Le comité d’établissement a les mêmes pouvoirs que le comité central d’établissement et peut désigner un expert dont la mission, qui n’est pas seulement l’analyse comptable des comptes de résultat et prévisionnels qui peuvent ne pas exister au niveau de l’établissement, doit permettre au comité de connaître la situation économique, sociale et financière de cet établissement, notamment par rapport aux autres.

Le comité était donc parfaitement bien fondé à demander cette expertise qui peut lui permettre d’exercer ses droits en connaissant les données économiques relatives à l’établissement, et la société doit être déboutée de sa demande de suspension de la mesure.

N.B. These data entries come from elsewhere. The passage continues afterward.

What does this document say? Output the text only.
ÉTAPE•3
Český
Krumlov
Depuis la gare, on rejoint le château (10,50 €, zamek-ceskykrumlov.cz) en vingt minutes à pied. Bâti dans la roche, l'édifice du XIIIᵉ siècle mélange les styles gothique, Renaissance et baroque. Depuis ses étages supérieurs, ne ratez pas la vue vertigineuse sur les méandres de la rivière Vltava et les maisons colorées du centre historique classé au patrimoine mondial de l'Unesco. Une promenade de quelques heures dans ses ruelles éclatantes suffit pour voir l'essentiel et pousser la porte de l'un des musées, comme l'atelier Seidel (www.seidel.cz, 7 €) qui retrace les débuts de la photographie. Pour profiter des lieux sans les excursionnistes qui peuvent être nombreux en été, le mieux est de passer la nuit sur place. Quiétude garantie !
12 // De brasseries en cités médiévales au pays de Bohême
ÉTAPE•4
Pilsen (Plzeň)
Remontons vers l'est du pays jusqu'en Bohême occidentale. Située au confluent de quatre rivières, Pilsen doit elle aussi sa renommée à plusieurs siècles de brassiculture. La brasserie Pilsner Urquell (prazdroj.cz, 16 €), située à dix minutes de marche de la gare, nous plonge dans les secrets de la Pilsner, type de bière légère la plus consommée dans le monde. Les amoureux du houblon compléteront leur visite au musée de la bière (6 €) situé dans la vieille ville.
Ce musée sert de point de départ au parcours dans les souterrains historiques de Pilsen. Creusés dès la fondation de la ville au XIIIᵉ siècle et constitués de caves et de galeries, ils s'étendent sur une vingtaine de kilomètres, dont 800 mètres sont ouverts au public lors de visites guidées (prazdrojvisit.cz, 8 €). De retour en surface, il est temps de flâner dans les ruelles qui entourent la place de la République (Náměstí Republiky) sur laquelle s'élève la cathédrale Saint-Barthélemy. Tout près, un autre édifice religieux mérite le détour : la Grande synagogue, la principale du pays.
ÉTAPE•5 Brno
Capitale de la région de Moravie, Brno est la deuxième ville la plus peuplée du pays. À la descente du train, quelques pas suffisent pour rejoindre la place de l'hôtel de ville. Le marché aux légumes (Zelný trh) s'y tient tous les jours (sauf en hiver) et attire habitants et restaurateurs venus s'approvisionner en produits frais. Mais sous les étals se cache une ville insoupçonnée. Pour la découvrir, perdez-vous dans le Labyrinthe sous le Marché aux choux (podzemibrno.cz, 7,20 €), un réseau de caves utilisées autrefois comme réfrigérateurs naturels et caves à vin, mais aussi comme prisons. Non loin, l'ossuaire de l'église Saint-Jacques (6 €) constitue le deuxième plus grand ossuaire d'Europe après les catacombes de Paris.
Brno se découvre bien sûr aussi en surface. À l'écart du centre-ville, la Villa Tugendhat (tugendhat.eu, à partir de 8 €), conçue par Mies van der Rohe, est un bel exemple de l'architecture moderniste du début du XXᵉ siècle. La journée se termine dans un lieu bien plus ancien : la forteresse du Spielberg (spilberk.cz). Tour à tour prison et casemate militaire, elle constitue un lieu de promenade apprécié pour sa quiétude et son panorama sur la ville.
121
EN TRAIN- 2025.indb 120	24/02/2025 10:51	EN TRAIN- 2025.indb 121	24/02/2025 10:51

Selon l’article L.2325-35 du Code du travail, le comité d’entreprise peut se faire assister d’un expert-comptable de son choix payé par l’employeur notamment en vue de l’examen annuel des comptes de l’entreprise, que celle-ci ait ou non la forme de société.

Dans les entreprises à établissements multiples, en règle générale, les comptes sont établis au niveau de l’entreprise entière, de sorte que seul le comité central d’entreprise se fait assister d’un expert-comptable, rémunéré par l’employeur, pour leur examen.

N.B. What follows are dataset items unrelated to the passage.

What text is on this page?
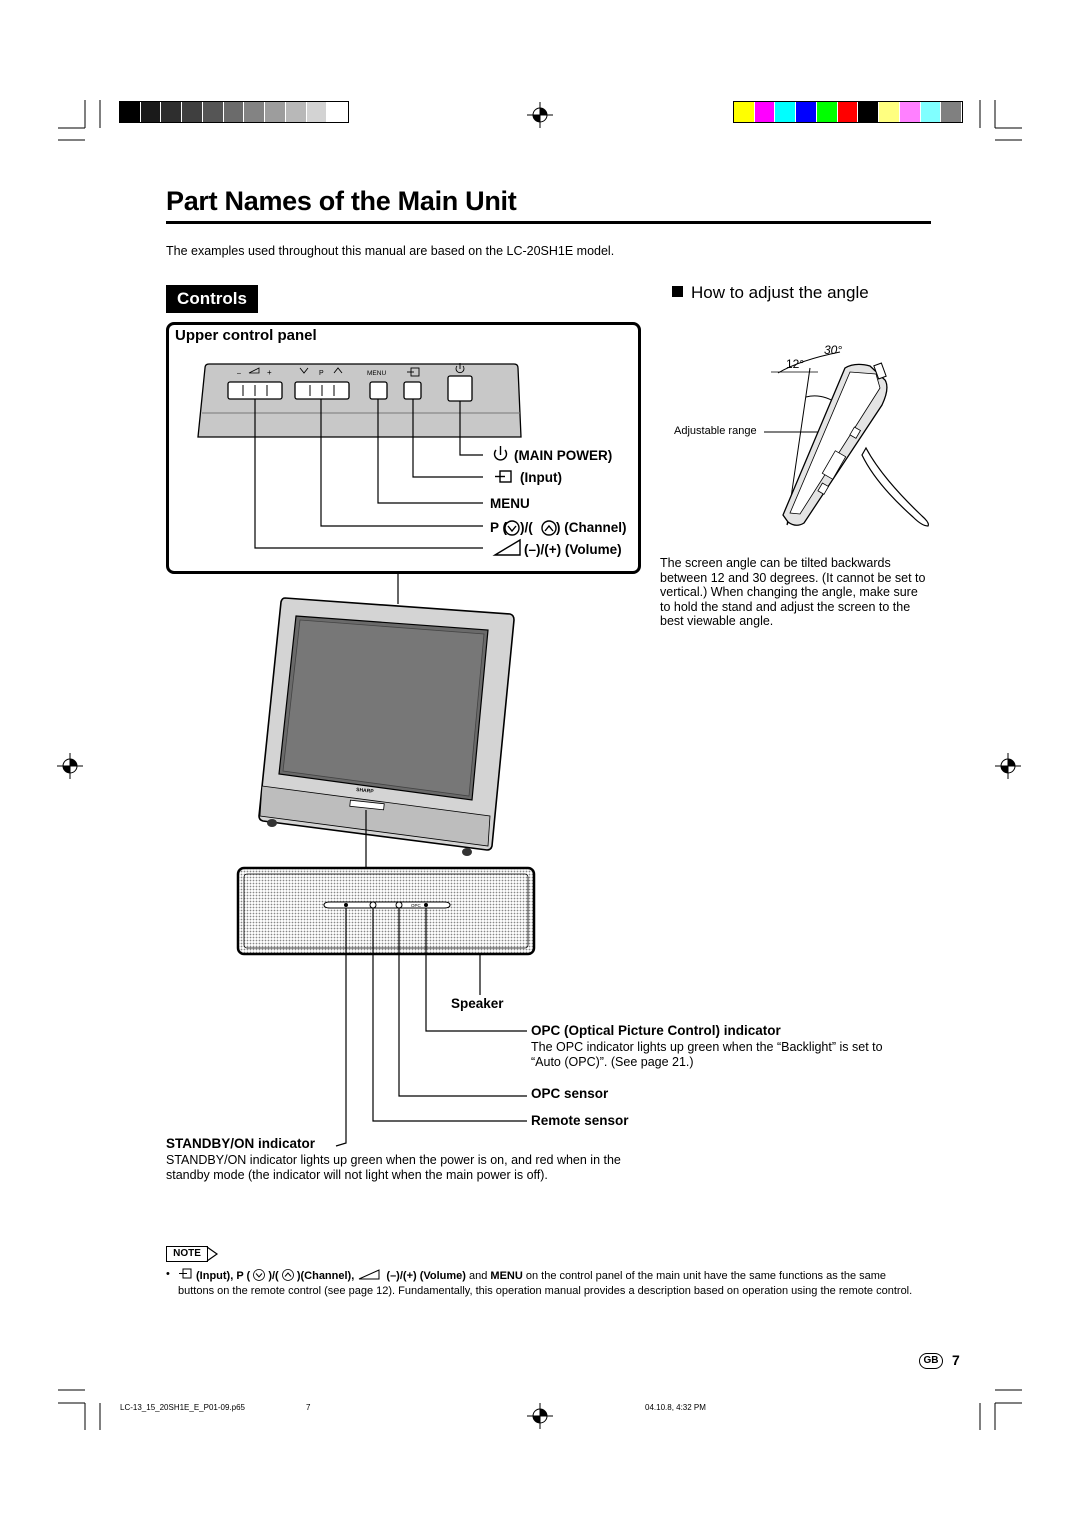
Part Names of the Main Unit
The examples used throughout this manual are based on the LC-20SH1E model.
Controls	How to adjust the angle
Upper control panel
–	+	P	MENU
(MAIN POWER)
(Input)
MENU
P ( )/( ) (Channel)
(–)/(+) (Volume)
SHARP
OPC
Speaker
OPC (Optical Picture Control) indicator
The OPC indicator lights up green when the “Backlight” is set to “Auto (OPC)”. (See page 21.)
OPC sensor
Remote sensor
STANDBY/ON indicator
STANDBY/ON indicator lights up green when the power is on, and red when in the standby mode (the indicator will not light when the main power is off).
30°
12°
Adjustable range
The screen angle can be tilted backwards between 12 and 30 degrees. (It cannot be set to vertical.) When changing the angle, make sure to hold the stand and adjust the screen to the best viewable angle.
NOTE
•	(Input), P ( )/( )(Channel),	(–)/(+) (Volume) and MENU on the control panel of the main unit have the same functions as the same buttons on the remote control (see page 12). Fundamentally, this operation manual provides a description based on operation using the remote control.
GB 7
LC-13_15_20SH1E_E_P01-09.p65	7	04.10.8, 4:32 PM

Mais qu’en est-il des comités d’établissements ? Peuvent-ils exiger de recourir à un expert-comptable au frais de l’employeur pour l’examen des comptes annuels de l’entreprise et des comptes prévisionnels pour que cet expert apprécie la situation sociale et économique de l’établissement ?

Les attributions économiques des comités d’établissement et du comité central d’entreprise sont de même nature (mêmes attributions consultatives et mêmes prérogatives) mais leur étendue diffère. Elles sont en principe limitées par les pouvoirs confiés au chef d’établissement par la direction d’entreprise. C’est pourquoi dans l’hypothèse où un chef d’établissement est saisi d’une demande d’expertise des comptes, il répond généralement que l’expertise comptable au niveau de l’établissement est impossible car, d’une part, les comptes sont consolidés au niveau de l’entreprise et, d’autre part, qu’il n’existe pas en règle générale, de documents comptables propres à l’établissement. L’expertise serait alors sans objet.

En l’espèce, une société demandait au juge des référés de prononcer à titre conservatoire la suspension d’une mesure d’expertise des comptes annuels votée par un comité d’établissement. Elle estimait que le juge n’était pas compétent pour se prononcer sur le fond de l’affaire car il existait un différend sur le droit du comité d’établissement d’ordonner une expertise en matière économique et financière, le directeur de l’établissement n’ayant pas de pouvoir financier et les comptes n’étant pas établis au niveau de l’établissement.

Le TGI de Nanterre déboute l’employeur de sa demande de suspension. Et il se déclare également compétent pour examiner le bien-fondé de la demande du comité dans la mesure où le droit pour un comité d’entreprise ou d’établissement d’avoir recours à une expertise comptable n’est subordonné à aucune condition. Selon le juge, compte tenu du caractère absolu du droit du comité de faire appel à un expert, ce droit ne peut pas être une question qui nécessite un débat au fond car ce dernier aurait pour conséquence de retarder l’exercice de prérogatives des salariés.

Il s’agit d’une solution logique, car les comptabilités des établissements sont souvent calquées sur celle du siège social. Aussi, lorsque les pouvoirs du chef d’établissement comportent des attributions économiques et financières entraînant un devoir de consultation du comité d’établissement, celui-ci peut demander l’assistance d’un expert-comptable rémunéré par l’employeur pour l’examen annuel des comptes de l’établissement. La Cour de cassation avait déjà déclaré justifiée la demande d’assistance d’un comité d’établissement par un expert-comptable rémunéré par l’employeur en vue de l’examen annuel des comptes d’une succursale Renault (cass. soc., 14 décembre 1999, n°98-16.810) ou de centres de soins rassemblés au sein d’un même établissement (cass. soc., 11 mars 1992, n°89-20.670).